Okay, it might make sense to have a more fine-grained state access. That
should not be a problem, on the AMD platform these calls can be batched
and still update as many state as desired with one user/kernel
transition.

> Indeed, we can think more about the way for the device to process to
> inject an IRQ. SET_STATE might be an option.

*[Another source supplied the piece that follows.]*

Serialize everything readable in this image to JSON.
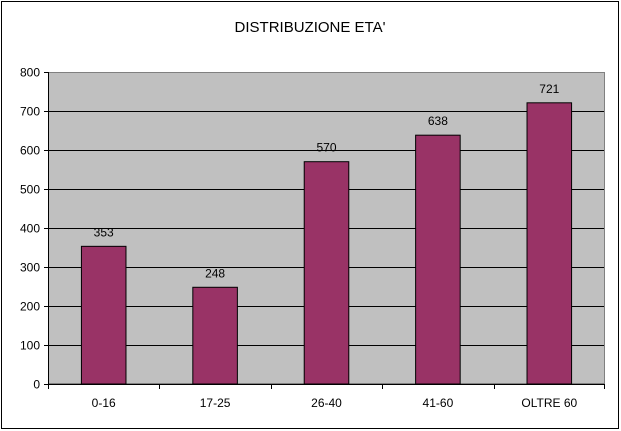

SET_STATE is bound to the VCPU object, which is not accessible in the
device emulation process. From the model that evolves here an IRQ event
object which can be triggered from a separate process would make more
sense.

> Sure. As some of the L1's MSR are not used by svsm, we "passthrough"
> such MSR to the VM to simplify the MSR emulation. When VM accesses
> such MSR, the vmexit is handled by reading from/writing to the
> corresponding L1's MSR.
> Here is the list of "passthrough" MSR we made for TDP guest:
> https://github.com/intel-staging/td-partitioning-svsm/blob/svsm-tdp/kernel/src/tdx/vmsr.rs#L595

Okay, whether these are switched on L1/L2 transitions should be
transparent to user-space. User-space can change them via the SET_STATE
call and the kernel handles the details.

> > 
> > Other options would be:
> > 
> > 	* Let the COCONUT kernel forward MMIO and IOIO requests for
> > 	  which it has no handler to the host and use the result for
> > 	  emulation
> > 	* Re-inject these events as #VC/#VE execeptions into the guest
> > 	  OS and let it deal with it.
> > 
> > The right approach probably also depends on wether the OS runs in englightened or paravisor mode.
> 
> For the either enlightened or paravisor mode, is the 1st option workable for both? If so, looks like the 1st option is better as it is more efficient.

Yes, the first option works for both and is also the most efficient.